First, it started with a sentence. Slowly, it was a story.

Students of Kilkari Bihar Bal Bhavan learnt about narrative techniques on Wednesday from thespian M.K. Raina, who has worked in more than 100 plays but is famous especially for his role in Taare Zameen Par.

Raina had essayed the role of the principal of New Era High School in the 2007 Aamir Khan-starrer.

Conducting a theatre workshop for Kilkari students in Patna, Raina said: “One of the sessions we had was storytelling where children learnt narrative skills. First, one student came up with a sentence. Then, the next student had to take the story forward by adding another sentence. It continued in this manner till the story was complete.”

He added that such an exercise stimulated the imagination of the children.

A National School of Drama, New Delhi, passout, Raina, has experimented with both urban and rural theatre forms and performed abroad in Berlin, Russia and Hawaii. The artiste was a tad critical of contemporary education techniques that depend more on “pre-conceived notions” and less on creativity.

“We should allow our children to explore their talents on their own. This helps them to grow,” he said.

Accompanying Raina at the five-day workshop are three other experts, including artist Veer Munshi. The purpose of organising the workshop is teaching students “different disciplines of art in different ways”, said sources.

Students at the workshop were as happy and excited as their instructors. One of them, Kavita Kumari, who studies in Class VIII at Rajkiya Kanya Madhyavidyalaya, Gardanibagh, said: “I loved the activities today (Wednesday).”

Another enthusiast at the workshop, Neelam Kumari, a Class VIII student of Kasturba Gandhi Vidyalaya, said: “I enjoyed painting with others.
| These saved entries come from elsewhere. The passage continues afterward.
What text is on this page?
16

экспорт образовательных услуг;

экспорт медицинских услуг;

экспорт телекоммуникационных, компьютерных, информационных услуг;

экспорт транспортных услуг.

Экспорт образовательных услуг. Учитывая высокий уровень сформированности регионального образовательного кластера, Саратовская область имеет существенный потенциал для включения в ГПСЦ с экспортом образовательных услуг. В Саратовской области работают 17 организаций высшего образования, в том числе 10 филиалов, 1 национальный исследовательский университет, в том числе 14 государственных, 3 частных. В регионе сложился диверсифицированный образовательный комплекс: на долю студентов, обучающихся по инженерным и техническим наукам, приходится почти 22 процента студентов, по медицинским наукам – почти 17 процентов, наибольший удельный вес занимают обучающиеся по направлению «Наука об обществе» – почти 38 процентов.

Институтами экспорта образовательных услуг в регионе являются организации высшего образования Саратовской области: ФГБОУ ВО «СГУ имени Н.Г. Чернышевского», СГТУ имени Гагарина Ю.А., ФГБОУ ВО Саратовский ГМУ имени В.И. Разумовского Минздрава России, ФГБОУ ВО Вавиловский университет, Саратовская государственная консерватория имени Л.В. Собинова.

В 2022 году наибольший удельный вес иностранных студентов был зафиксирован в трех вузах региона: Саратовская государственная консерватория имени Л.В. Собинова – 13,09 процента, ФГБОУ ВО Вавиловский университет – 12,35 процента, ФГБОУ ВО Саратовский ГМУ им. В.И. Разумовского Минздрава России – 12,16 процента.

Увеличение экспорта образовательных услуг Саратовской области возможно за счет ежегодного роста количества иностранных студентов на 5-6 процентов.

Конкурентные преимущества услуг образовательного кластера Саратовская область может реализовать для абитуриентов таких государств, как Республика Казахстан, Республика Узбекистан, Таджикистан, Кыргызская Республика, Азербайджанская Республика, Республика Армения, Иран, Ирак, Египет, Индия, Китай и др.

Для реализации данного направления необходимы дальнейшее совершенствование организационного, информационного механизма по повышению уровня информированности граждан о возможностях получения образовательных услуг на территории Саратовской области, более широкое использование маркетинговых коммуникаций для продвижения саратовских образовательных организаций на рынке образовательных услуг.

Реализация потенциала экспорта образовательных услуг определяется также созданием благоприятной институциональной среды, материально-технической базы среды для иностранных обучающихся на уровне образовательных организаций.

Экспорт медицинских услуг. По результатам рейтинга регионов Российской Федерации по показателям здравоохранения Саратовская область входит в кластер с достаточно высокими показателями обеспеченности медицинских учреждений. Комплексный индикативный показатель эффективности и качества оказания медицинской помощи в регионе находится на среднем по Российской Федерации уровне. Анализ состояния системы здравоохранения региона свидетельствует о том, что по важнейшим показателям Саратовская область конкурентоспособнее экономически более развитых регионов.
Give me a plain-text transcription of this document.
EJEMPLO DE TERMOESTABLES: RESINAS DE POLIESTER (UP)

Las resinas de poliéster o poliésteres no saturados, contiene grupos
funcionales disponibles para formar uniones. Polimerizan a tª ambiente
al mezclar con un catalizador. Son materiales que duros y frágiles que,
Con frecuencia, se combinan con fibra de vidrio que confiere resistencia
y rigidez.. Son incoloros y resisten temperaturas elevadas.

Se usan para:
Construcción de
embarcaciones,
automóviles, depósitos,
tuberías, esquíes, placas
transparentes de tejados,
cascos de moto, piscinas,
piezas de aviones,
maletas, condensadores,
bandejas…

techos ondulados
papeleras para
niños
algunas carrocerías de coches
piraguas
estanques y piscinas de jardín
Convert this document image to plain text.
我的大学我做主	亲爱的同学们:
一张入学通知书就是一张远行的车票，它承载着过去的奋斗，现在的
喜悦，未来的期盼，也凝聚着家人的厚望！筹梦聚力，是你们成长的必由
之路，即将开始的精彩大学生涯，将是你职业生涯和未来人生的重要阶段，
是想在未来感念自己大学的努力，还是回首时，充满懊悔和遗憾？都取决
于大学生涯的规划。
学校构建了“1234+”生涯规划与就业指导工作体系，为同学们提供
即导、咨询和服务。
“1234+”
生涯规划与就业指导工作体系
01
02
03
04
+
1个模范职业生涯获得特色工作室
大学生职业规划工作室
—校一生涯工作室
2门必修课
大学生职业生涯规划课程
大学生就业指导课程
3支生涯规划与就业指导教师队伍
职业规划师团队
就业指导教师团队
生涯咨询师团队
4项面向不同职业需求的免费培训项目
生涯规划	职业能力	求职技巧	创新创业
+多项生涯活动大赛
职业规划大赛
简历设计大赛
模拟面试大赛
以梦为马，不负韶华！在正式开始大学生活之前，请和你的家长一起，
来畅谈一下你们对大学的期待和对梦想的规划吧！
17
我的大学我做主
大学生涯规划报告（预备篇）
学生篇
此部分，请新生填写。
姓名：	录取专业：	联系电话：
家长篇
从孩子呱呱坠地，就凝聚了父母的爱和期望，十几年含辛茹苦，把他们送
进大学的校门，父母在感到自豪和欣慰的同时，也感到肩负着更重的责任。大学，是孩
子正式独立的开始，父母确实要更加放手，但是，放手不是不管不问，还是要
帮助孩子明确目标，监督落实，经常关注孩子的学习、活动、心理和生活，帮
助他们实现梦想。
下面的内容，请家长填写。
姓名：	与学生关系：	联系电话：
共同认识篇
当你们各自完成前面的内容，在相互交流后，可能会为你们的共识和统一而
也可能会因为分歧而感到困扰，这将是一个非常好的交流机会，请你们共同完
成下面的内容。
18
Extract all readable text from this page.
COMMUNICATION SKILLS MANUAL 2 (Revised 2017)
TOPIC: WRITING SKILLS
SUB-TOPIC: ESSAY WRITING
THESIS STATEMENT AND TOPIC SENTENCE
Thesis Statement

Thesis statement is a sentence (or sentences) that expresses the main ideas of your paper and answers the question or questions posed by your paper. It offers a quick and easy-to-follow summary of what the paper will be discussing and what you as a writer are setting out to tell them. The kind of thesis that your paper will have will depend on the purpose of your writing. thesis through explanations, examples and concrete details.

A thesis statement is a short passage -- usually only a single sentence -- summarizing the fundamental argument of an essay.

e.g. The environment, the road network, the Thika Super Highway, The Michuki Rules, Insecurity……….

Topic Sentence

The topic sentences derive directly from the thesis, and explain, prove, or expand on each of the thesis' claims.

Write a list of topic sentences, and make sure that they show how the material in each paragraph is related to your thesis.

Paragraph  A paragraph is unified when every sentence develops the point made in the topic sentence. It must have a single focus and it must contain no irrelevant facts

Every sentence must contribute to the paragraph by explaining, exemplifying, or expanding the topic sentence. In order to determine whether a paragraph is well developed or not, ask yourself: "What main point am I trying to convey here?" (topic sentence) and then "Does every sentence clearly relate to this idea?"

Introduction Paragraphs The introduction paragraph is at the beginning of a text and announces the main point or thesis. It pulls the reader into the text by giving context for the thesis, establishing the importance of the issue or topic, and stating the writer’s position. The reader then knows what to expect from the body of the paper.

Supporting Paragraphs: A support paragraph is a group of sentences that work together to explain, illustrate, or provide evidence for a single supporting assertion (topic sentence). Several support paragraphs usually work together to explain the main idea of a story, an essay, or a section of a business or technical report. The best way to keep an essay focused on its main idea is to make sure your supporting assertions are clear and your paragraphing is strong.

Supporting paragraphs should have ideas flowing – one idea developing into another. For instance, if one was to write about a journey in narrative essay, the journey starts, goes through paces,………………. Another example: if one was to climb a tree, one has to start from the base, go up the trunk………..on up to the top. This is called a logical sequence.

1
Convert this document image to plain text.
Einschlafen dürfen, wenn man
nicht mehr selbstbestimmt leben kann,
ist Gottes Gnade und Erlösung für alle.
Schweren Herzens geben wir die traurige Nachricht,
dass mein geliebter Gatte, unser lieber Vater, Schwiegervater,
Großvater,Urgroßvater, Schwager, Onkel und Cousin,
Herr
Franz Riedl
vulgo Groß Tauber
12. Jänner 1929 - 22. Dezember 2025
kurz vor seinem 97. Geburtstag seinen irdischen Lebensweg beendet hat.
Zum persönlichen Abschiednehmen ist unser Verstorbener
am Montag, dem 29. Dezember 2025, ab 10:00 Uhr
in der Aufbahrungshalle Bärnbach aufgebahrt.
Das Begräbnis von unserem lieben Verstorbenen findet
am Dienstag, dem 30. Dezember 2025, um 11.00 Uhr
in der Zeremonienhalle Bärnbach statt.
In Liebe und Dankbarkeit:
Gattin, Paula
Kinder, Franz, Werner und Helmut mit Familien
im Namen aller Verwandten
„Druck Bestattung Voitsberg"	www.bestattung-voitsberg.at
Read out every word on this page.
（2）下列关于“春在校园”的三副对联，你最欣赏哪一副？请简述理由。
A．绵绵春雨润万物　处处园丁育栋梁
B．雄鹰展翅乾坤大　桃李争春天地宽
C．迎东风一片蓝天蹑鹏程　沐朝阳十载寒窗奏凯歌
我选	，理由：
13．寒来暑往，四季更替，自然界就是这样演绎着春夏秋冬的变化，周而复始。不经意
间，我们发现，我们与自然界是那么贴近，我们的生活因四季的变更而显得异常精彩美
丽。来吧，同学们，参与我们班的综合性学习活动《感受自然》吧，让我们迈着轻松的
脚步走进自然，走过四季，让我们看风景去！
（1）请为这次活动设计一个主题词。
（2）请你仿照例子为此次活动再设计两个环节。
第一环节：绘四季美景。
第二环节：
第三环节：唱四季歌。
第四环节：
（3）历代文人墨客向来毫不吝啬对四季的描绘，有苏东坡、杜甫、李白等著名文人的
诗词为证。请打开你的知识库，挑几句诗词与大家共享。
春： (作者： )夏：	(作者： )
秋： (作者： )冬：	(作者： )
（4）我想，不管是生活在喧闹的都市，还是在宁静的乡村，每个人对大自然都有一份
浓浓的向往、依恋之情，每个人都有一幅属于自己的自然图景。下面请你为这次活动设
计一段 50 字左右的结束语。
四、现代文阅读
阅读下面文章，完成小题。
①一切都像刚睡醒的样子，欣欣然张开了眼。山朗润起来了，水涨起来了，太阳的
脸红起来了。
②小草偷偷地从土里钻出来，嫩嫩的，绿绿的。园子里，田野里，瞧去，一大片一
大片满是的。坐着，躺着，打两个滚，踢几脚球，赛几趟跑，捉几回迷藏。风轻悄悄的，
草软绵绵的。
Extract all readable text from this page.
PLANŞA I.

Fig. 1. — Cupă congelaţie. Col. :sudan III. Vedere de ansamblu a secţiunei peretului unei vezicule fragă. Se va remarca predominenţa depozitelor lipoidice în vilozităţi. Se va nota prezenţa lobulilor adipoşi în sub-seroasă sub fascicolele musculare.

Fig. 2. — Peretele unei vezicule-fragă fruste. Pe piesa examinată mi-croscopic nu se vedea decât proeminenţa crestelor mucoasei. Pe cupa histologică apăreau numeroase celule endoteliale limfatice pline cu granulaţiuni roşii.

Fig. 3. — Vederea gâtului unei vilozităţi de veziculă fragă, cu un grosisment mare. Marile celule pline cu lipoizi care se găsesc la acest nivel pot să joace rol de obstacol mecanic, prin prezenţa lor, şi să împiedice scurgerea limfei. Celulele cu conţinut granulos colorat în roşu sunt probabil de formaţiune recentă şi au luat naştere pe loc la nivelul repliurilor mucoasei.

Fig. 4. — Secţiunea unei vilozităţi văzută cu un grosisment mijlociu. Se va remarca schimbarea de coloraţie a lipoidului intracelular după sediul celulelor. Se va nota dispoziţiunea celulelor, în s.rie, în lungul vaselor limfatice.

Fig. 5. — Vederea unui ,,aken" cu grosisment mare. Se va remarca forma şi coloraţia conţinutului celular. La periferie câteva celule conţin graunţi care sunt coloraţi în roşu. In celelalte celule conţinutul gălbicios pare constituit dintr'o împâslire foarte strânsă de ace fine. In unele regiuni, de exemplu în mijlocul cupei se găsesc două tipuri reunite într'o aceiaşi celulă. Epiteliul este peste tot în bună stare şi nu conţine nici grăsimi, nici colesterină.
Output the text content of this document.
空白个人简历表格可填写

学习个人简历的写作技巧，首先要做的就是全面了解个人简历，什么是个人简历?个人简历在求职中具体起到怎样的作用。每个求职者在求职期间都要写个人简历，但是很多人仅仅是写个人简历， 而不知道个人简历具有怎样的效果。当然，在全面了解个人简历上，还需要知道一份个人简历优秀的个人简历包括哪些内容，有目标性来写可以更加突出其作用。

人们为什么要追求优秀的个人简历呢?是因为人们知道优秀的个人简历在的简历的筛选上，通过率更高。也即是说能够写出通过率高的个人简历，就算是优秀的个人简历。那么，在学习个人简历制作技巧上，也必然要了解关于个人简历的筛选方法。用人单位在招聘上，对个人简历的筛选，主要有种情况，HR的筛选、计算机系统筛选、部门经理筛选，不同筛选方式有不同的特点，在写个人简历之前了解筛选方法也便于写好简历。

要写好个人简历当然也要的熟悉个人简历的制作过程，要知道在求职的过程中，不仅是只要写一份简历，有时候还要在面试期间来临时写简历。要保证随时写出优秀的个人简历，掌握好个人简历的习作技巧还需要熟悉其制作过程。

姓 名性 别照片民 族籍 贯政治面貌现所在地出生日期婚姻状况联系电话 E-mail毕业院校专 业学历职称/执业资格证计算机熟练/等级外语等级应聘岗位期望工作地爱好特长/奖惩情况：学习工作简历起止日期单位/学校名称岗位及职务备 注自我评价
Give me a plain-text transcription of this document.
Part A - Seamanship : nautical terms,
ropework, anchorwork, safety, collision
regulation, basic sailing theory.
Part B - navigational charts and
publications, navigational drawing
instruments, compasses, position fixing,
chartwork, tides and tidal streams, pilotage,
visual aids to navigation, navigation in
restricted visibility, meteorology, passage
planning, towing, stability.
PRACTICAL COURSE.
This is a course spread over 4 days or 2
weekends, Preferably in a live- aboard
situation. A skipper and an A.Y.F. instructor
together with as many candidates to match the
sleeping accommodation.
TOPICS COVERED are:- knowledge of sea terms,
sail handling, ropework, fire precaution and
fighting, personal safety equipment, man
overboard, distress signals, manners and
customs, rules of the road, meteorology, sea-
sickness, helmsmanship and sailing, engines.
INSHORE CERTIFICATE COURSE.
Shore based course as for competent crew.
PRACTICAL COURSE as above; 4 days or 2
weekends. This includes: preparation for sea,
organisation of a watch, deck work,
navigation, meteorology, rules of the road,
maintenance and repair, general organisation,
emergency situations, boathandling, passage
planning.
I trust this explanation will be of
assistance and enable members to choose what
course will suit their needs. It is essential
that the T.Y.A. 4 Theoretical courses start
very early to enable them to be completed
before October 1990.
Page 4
I have always painted alone, never with so many people of my age.”

Artist Munshi said: “As most of the children in the workshop don’t know each other, we made them paint on the same canvas. This helped break the ice.”

The organisers were also happy with the progress on the first day. “The canvas looks so bright and beautiful. This is a first-of-its-kind event,” said Kilkari programme officer Anita Thakur.